SEC Facing Criticism For Proposed Rules That Reduce Transparency
The Securities and Exchange Commission (SEC) is facing criticism after the organization the SEC designated as responsible for setting accounting standards for public companies, the Financial Accounting Standards Board (FASB), drafted new rules that reduce corporate disclosure requirements.
The new rules proposed by the FASB would change the definition of “materiality” regarding what information a company must disclose on its official financial statements. Under the proposed rules, the standard for what constitutes material information would be lowered and allow public companies to withhold more information from investors and the public.

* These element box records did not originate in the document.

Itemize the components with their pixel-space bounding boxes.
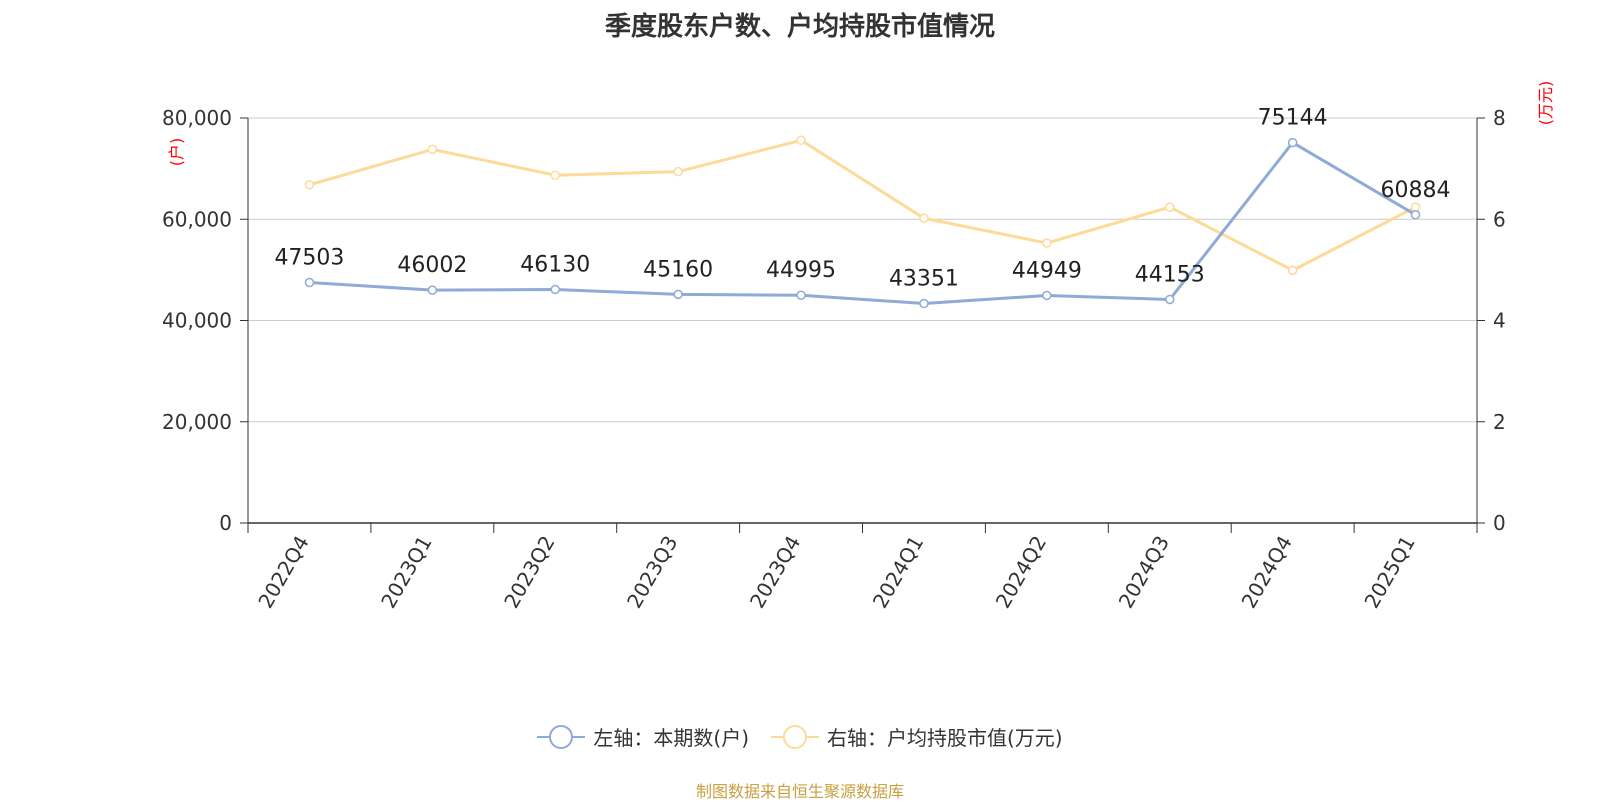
data-label-left: 47503 [274, 246, 344, 271]
legend-label-right: 右轴：户均持股市值(万元) [827, 726, 1063, 750]
series-point-left [550, 284, 560, 295]
data-label-left: 45160 [643, 257, 713, 282]
chart-title: 季度股东户数、户均持股市值情况 [604, 12, 995, 42]
series-point-right [304, 180, 315, 190]
data-label-left: 43351 [889, 267, 959, 292]
legend-label-left: 左轴：本期数(户) [593, 726, 749, 750]
x-axis-tick-label: 2024Q4 [1237, 532, 1297, 613]
left-axis-tick-label: 80,000 [162, 106, 232, 130]
series-point-right [1042, 238, 1052, 248]
x-axis-tick-label: 2022Q4 [253, 532, 313, 613]
left-axis-tick-label: 40,000 [162, 309, 232, 333]
series-point-right [796, 135, 806, 146]
series-point-left [427, 285, 438, 295]
legend-item-right-series[interactable]: 右轴：户均持股市值(万元) [771, 722, 1063, 751]
series-point-left [1165, 294, 1175, 305]
x-axis-tick-label: 2024Q2 [991, 532, 1051, 613]
right-axis-tick-label: 4 [1493, 309, 1506, 333]
data-label-left: 44949 [1012, 258, 1082, 283]
series-point-left [1042, 290, 1052, 301]
data-label-left: 44153 [1135, 262, 1205, 287]
series-point-right [1165, 202, 1175, 212]
x-axis-tick-label: 2024Q3 [1114, 532, 1174, 613]
x-axis-tick-label: 2024Q1 [868, 532, 928, 613]
series-point-right [1287, 265, 1298, 276]
series-point-right [427, 144, 438, 155]
left-axis-unit-label: (户) [167, 138, 186, 167]
series-point-left [673, 289, 683, 300]
series-point-left [796, 290, 806, 300]
legend-item-left-series[interactable]: 左轴：本期数(户) [537, 722, 749, 751]
left-axis-tick-label: 60,000 [162, 207, 232, 231]
series-line-left [309, 141, 1417, 306]
series-point-left [1410, 210, 1421, 220]
series-point-right [1410, 202, 1421, 212]
x-axis-tick-label: 2023Q4 [745, 532, 805, 613]
data-label-left: 46130 [520, 252, 590, 277]
legend: 左轴：本期数(户) 右轴：户均持股市值(万元) [0, 722, 1600, 751]
data-label-left: 44995 [766, 258, 836, 283]
series-point-right [919, 213, 929, 223]
source-note: 制图数据来自恒生聚源数据库 [695, 782, 904, 801]
right-axis-tick-label: 8 [1493, 106, 1506, 130]
right-axis-tick-label: 6 [1493, 207, 1506, 231]
left-axis-tick-label: 0 [219, 511, 232, 535]
series-point-right [673, 166, 683, 177]
x-axis-tick-label: 2023Q1 [376, 532, 436, 613]
x-axis-tick-label: 2025Q1 [1359, 532, 1419, 613]
legend-swatch-right-icon [771, 724, 819, 749]
series-point-right [550, 170, 560, 180]
legend-swatch-left-icon [537, 724, 586, 749]
right-axis-unit-label: (万元) [1536, 81, 1555, 126]
series-point-left [1287, 137, 1298, 148]
data-label-left: 46002 [397, 253, 467, 278]
right-axis-tick-label: 0 [1493, 511, 1506, 535]
series-line-right [309, 138, 1417, 272]
x-axis-tick-label: 2023Q2 [499, 532, 559, 613]
x-axis-tick-label: 2023Q3 [622, 532, 682, 613]
right-axis-tick-label: 2 [1493, 410, 1506, 434]
series-point-left [919, 298, 929, 309]
data-label-left: 60884 [1381, 178, 1451, 203]
data-label-left: 75144 [1258, 106, 1328, 131]
left-axis-tick-label: 20,000 [162, 410, 232, 434]
series-point-left [304, 277, 315, 288]
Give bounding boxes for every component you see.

The current standard of materiality provided by the FASB is that an item of information must be disclosed if it is “probable that the judgment of a reasonable person relying upon the report would have been changed or influenced by the inclusion or correction of the item.” In other words, companies must disclose something that would make a potential investor change their mind about investing with the company.
The proposed rules lower the bar to a standard set by the Supreme Court for securities fraud. Changing the definition of materiality to the lower standard of fraud from the current more encompassing standard gives companies even more room to withhold information from regulators and the public.
As David Dayen argues over at Naked Capitalism:
The Supreme Court’s materiality standard is applied under SEC Rule 10b-5, a rule that targets securities fraud. It comes from a 1988 case, Basic v. Levinson, which determines materiality as whether a reasonable investor would have viewed whatever was undisclosed as something that would have altered the “total mix” of information about the company.
That’s pretty similar to the current FASB standard. But think about it. Basic v. Levinson defines when a lack of disclosure rises to the level of securities fraud. That’s necessarily a higher standard than the positive obligation to disclose. “I want to know more as an investor than what it would take for the thing to be a fraud,” said Damon Silvers, policy director at the AFL-CIO. The legal standard, then, creates a higher threshold for materiality – though nobody really knows how high – subject to the whims of the company and its auditor. And every time the courts tinker with the standard – and we know the pro-corporate tilt of this Court – the materiality standard would change. [emphasis added]
Not surprisingly, the proposal to lower disclosure standards for public companies has not gone over well with reformers. Lack of disclosure has caused or worsened every financial crisis in American history, including the recent 2008 crash.
CREDO Action has launched a petition calling on the SEC to not adopt the proposed rules which would allow “Wall Street corporations to hide the truth about their financial health from investors.” The public comment period on the proposed rules ends on December 8th.